Samra, who oversees about $33 billion for Artisan Partners, says he increased cash to about 13% of his international fund, near the 15% maximum, as equities around the world extend rallies after Donald Trump’s election. While he’s been selling companies that he sees as reaching their true worth, he’s found it harder to find stocks to replace them.
The value investor makes no claim to being able to time the market, but his views on valuations can sometimes provide clues on its direction. In February, days before global equity markets ended a sharp downturn, Samra said he was buying again. These days, he’s spending more time seeking out ways to help improve the companies he already owns, such as Samsung Electronics Co. and UBS Group AG.

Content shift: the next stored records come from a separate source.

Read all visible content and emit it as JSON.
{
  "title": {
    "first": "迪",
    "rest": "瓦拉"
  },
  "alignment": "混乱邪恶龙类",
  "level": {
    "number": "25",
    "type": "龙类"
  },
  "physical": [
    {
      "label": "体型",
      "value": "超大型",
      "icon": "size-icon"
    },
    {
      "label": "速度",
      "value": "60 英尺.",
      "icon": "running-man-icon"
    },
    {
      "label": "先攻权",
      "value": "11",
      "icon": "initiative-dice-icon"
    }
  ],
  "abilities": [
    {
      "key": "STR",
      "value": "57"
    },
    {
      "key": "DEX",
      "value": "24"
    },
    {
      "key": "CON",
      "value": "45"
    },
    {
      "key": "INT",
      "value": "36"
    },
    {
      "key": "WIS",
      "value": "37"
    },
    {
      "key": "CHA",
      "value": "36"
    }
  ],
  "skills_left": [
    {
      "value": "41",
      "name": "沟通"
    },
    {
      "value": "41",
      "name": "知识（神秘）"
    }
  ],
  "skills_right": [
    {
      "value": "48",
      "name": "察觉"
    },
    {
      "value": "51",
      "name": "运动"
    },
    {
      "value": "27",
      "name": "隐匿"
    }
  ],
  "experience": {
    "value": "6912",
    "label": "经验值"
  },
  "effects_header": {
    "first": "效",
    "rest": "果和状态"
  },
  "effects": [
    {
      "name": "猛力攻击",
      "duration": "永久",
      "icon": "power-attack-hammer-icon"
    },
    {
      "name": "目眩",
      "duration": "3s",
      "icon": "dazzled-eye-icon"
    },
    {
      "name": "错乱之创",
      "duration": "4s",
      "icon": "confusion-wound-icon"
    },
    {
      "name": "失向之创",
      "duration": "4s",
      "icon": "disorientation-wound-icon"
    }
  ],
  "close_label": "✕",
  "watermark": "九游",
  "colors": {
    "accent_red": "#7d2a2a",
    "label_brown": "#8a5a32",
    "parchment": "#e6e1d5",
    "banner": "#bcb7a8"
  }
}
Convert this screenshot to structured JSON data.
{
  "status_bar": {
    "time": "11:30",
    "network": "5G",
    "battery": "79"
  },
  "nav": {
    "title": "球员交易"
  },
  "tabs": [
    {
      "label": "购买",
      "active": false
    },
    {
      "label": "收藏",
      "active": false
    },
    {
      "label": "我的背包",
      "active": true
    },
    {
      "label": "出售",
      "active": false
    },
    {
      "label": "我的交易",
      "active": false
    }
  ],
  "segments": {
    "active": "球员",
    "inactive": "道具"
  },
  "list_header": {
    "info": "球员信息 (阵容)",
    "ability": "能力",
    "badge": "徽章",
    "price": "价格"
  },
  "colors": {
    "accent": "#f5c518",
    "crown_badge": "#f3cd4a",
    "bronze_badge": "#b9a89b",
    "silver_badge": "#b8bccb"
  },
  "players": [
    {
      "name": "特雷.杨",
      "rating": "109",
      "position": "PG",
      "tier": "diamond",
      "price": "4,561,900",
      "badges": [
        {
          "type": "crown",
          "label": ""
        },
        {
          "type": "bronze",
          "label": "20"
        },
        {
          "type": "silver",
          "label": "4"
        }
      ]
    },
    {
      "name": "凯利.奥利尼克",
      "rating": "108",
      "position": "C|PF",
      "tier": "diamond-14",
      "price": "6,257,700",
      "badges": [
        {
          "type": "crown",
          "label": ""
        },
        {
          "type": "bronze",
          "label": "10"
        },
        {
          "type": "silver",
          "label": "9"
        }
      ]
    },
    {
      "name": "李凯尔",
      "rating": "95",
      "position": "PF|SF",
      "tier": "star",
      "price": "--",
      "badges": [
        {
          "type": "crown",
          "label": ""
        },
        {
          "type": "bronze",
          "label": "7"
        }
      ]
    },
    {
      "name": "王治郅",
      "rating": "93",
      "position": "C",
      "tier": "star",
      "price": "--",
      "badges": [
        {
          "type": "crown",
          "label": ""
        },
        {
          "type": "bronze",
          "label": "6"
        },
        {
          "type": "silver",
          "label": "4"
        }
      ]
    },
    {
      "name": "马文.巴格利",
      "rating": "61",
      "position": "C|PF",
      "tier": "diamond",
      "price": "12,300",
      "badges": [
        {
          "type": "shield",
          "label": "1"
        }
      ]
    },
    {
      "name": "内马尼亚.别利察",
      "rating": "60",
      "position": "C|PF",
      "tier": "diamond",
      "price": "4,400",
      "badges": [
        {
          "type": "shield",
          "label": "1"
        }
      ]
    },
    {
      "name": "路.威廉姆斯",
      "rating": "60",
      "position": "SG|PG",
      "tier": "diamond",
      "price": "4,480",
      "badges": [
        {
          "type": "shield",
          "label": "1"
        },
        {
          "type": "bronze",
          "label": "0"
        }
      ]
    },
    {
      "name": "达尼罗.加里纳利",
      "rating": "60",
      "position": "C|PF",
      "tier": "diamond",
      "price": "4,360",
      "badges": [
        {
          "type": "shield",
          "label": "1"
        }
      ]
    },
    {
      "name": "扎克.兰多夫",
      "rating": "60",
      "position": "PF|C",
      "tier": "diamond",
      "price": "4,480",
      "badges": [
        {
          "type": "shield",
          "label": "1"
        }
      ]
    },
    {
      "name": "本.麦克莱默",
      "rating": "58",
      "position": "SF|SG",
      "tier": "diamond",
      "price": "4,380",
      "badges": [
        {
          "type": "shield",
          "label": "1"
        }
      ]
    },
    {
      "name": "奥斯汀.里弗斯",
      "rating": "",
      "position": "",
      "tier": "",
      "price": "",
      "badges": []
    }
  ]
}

“When stock-market rallies are broad-based like they are now, it makes it more difficult to find significantly undervalued securities,” Samra said in an interview in San Francisco, where he’s based. Valuations in the portfolio will often “give us a rough reflection of the opportunity set that exists out in the market place.”
The MSCI All-Country World Index of global shares has jumped about 20% since a low on Feb. 11. It traded last week at the most expensive level in almost seven years, when measured by price to estimated earnings. U.S. equities advanced to records in the wake of Trump’s victory, with the Dow Jones Industrial Average climbing to within 40 points of 20,000.
Faced with a shortage of stocks to buy, Samra is spending more time on those already in his portfolio.
He’s calling on Samsung, his biggest holding, to put at least three “international C-suite executives” on its board, and said he met with representatives of the company that day in San Francisco. Artisan Partners has a stake of about $2.1 billion in the company, according to data compiled by Bloomberg.
Issues like the Galaxy Note 7 battery fires, which led Samsung to kill off the smartphone, might have been avoided if the company was better run, Samra says, while noting that he also wants increased shareholder returns and for Samsung to list American depositary receipts.
Samsung said last month that it’s looking at a plan to turn itself into a holding company, an idea that was presented as a way to improve shareholder value and address calls from Elliott Management Corp. for more responsive management. Such a move would also have benefits for Samsung and the founding Lee family.